Romero se esforzó largamente por creer que el giro que esta había tomado en 1945 era el fruto de un gigantesco malentendido necesariamente destinado a aclararse en el futuro. Es imposible saber cuándo murió (si es que murió) en él la convicción de que el país hallaría aún manera de reorientarse hacia las metas a las que había deseado verlo encaminarse en su juventud: en todo caso las dudas que puede haber inspirado en él el rumbo cada vez más aberrante tomado por la vida nacional nunca le hicieron vacilar en su decisión de no abandonar el que había tomado cuando aun parecía abrirse un amplio espacio a la esperanza.

Esa firmeza, en la que se extremaba bajo los golpes de la adversidad la puntillosa independencia que había siempre caracterizado su trayectoria, iba a encontrar un inesperado premio en la repercusión cada vez más amplia que su acción iba a alcanzar en el país.

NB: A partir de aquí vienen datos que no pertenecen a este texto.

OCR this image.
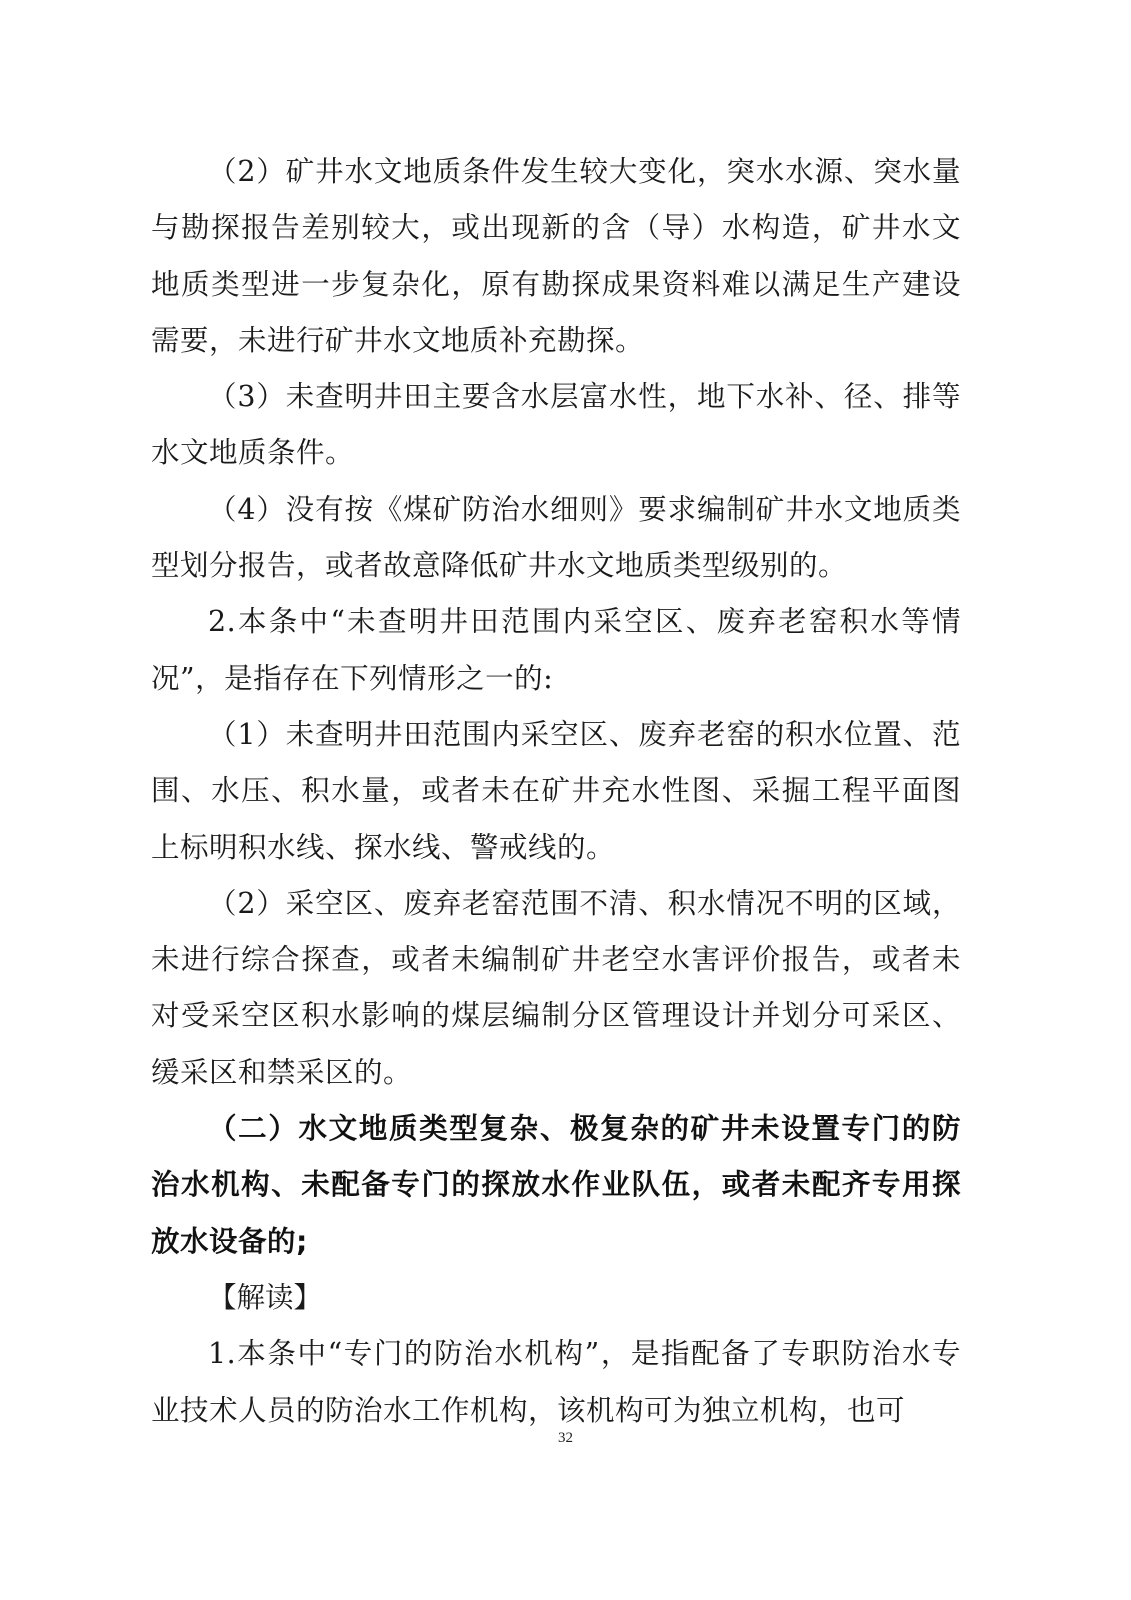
（2）矿井水文地质条件发生较大变化，突水水源、突水量与勘探报告差别较大，或出现新的含（导）水构造，矿井水文地质类型进一步复杂化，原有勘探成果资料难以满足生产建设需要，未进行矿井水文地质补充勘探。

（3）未查明井田主要含水层富水性，地下水补、径、排等水文地质条件。

（4）没有按《煤矿防治水细则》要求编制矿井水文地质类型划分报告，或者故意降低矿井水文地质类型级别的。

2.本条中“未查明井田范围内采空区、废弃老窑积水等情况”，是指存在下列情形之一的:

（1）未查明井田范围内采空区、废弃老窑的积水位置、范围、水压、积水量，或者未在矿井充水性图、采掘工程平面图上标明积水线、探水线、警戒线的。

（2）采空区、废弃老窑范围不清、积水情况不明的区域，未进行综合探查，或者未编制矿井老空水害评价报告，或者未对受采空区积水影响的煤层编制分区管理设计并划分可采区、缓采区和禁采区的。

（二）水文地质类型复杂、极复杂的矿井未设置专门的防治水机构、未配备专门的探放水作业队伍，或者未配齐专用探放水设备的;

【解读】

1.本条中“专门的防治水机构”，是指配备了专职防治水专业技术人员的防治水工作机构，该机构可为独立机构，也可

32
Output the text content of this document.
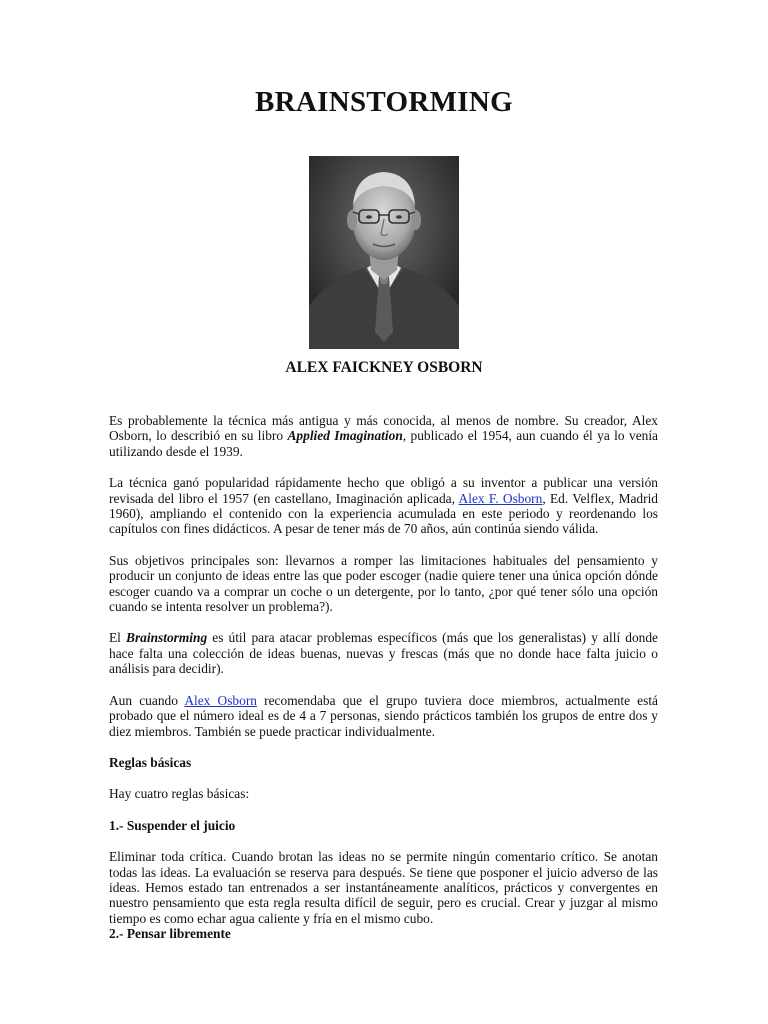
BRAINSTORMING
ALEX FAICKNEY OSBORN

Es probablemente la técnica más antigua y más conocida, al menos de nombre. Su creador, Alex Osborn, lo describió en su libro Applied Imagination, publicado el 1954, aun cuando él ya lo venía utilizando desde el 1939.

La técnica ganó popularidad rápidamente hecho que obligó a su inventor a publicar una versión revisada del libro el 1957 (en castellano, Imaginación aplicada, Alex F. Osborn, Ed. Velflex, Madrid 1960), ampliando el contenido con la experiencia acumulada en este periodo y reordenando los capítulos con fines didácticos. A pesar de tener más de 70 años, aún continúa siendo válida.

Sus objetivos principales son: llevarnos a romper las limitaciones habituales del pensamiento y producir un conjunto de ideas entre las que poder escoger (nadie quiere tener una única opción dónde escoger cuando va a comprar un coche o un detergente, por lo tanto, ¿por qué tener sólo una opción cuando se intenta resolver un problema?).

El Brainstorming es útil para atacar problemas específicos (más que los generalistas) y allí donde hace falta una colección de ideas buenas, nuevas y frescas (más que no donde hace falta juicio o análisis para decidir).

Aun cuando Alex Osborn recomendaba que el grupo tuviera doce miembros, actualmente está probado que el número ideal es de 4 a 7 personas, siendo prácticos también los grupos de entre dos y diez miembros. También se puede practicar individualmente.

Reglas básicas

Hay cuatro reglas básicas:

1.- Suspender el juicio

Eliminar toda crítica. Cuando brotan las ideas no se permite ningún comentario crítico. Se anotan todas las ideas. La evaluación se reserva para después. Se tiene que posponer el juicio adverso de las ideas. Hemos estado tan entrenados a ser instantáneamente analíticos, prácticos y convergentes en nuestro pensamiento que esta regla resulta difícil de seguir, pero es crucial. Crear y juzgar al mismo tiempo es como echar agua caliente y fría en el mismo cubo.

2.- Pensar libremente
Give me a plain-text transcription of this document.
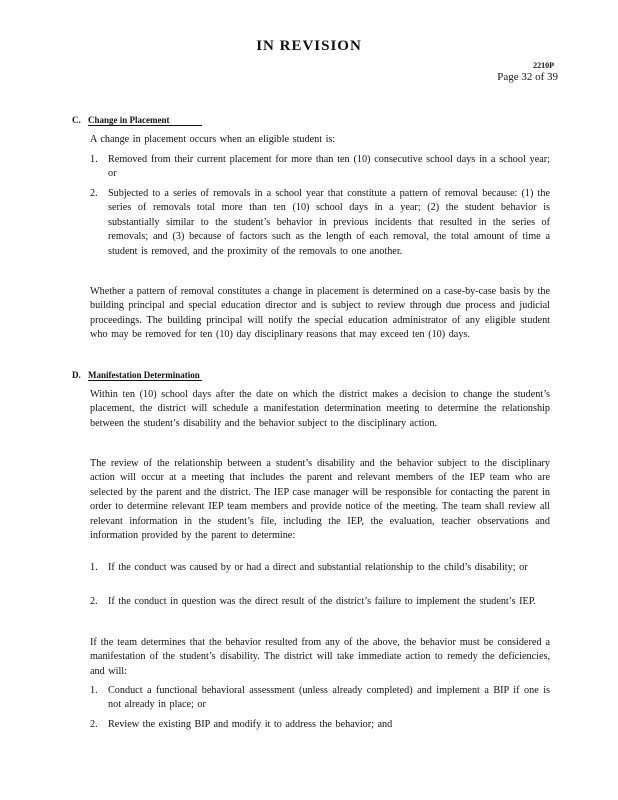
IN REVISION
2210P
Page 32 of 39
C. Change in Placement
A change in placement occurs when an eligible student is:
1. Removed from their current placement for more than ten (10) consecutive school days in a school year; or
2. Subjected to a series of removals in a school year that constitute a pattern of removal because: (1) the series of removals total more than ten (10) school days in a year; (2) the student behavior is substantially similar to the student’s behavior in previous incidents that resulted in the series of removals; and (3) because of factors such as the length of each removal, the total amount of time a student is removed, and the proximity of the removals to one another.
Whether a pattern of removal constitutes a change in placement is determined on a case-by-case basis by the building principal and special education director and is subject to review through due process and judicial proceedings. The building principal will notify the special education administrator of any eligible student who may be removed for ten (10) day disciplinary reasons that may exceed ten (10) days.
D. Manifestation Determination
Within ten (10) school days after the date on which the district makes a decision to change the student’s placement, the district will schedule a manifestation determination meeting to determine the relationship between the student’s disability and the behavior subject to the disciplinary action.
The review of the relationship between a student’s disability and the behavior subject to the disciplinary action will occur at a meeting that includes the parent and relevant members of the IEP team who are selected by the parent and the district. The IEP case manager will be responsible for contacting the parent in order to determine relevant IEP team members and provide notice of the meeting. The team shall review all relevant information in the student’s file, including the IEP, the evaluation, teacher observations and information provided by the parent to determine:
1. If the conduct was caused by or had a direct and substantial relationship to the child’s disability; or
2. If the conduct in question was the direct result of the district’s failure to implement the student’s IEP.
If the team determines that the behavior resulted from any of the above, the behavior must be considered a manifestation of the student’s disability. The district will take immediate action to remedy the deficiencies, and will:
1. Conduct a functional behavioral assessment (unless already completed) and implement a BIP if one is not already in place; or
2. Review the existing BIP and modify it to address the behavior; and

Ya con Imago Mundi, la revista por él fundada y dirigida, en la que toda una corriente de trabajo académico excluida de su marco natural por la política universitaria del primer peronismo daba testimonio de su presencia, había comenzado a navegar contra la corriente. Y aun bajo la nueva constelación política que en 1955 aseguraría a Romero un efímero protagonismo en la reconstrucción de la Universidad, y le permitiría luego por un decenio concentrar su actividad en ella, la marginalidad antes impuesta desde fuera iba a dejar paso a otra más sutil, consecuencia de su negativa a identificarse sin reservas con la renovación introducida en el campo de las humanidades por el avance impetuoso de las ciencias sociales o a dejarse arrastrar por el poco profético entusiasmo con que las más diversas corrientes ideológicas y políticas adoptaban un lenguaje cada vez más cercano al de la guerra civil.

Fueron esas crecientes reservas las que lo llevaron a apartarse de la Universidad y de la vida partidaria.

Pero ellas no impidieron que en 1955 se abriera la etapa más fecunda en la carrera universitaria de Romero: fue entonces cuando su concepción de lo que debía ser la historia se encarnó, como él lo había deseado, no en una escuela sino en una generación de futuros historiadores que se apoyarían en ella para buscar y encontrar su propio camino.

Pero iba a ser la trágica etapa en que la Argentina completaría su descenso a los inflemos aquella en que culminaría y alcanzaría máximo eco su obra de historiador. En el campo medieval porque había llegado por fin el momento de cosechar el fruto de décadas de trabajo y reflexión: en el hispanoamericano porque abrió plenamente los ojos a la rica, múltiple y contradictoria complejidad de la experiencia histórica abierta con la conquista, y la evocó magistralmente en esa Latinoamérica, las ciudades y las ideas que es, sin duda, uno de los mayores monumentos historiográficos de las últimas décadas.

Fueron también esos años terribles los que le permitieron reencontrarse por primera vez plenamente con un país que, golpeado por la adversidad más extrema, buscaba rehacer los nexos con un pasado hasta la víspera aborrecido, cuyo repudio solo ahora advertía hasta qué punto había venido a agravar su desamparo. Así, esa carrera comenzada bajo el signo de una esperanza de futuro se cerraba en el marco de una nación a la que la desdicha estaba enseñando a reconciliarse con su pasado, y la preparaba a volverse con agradecimiento hacia quien se había obstinadamente negado a sumarse a su previo repudio. He aquí cómo la trayectoria de las relaciones entre este gran intelectual argentino y su país ofrece una imagen, esclarecedora como pocas, de la de nuestro atormentado siglo XX.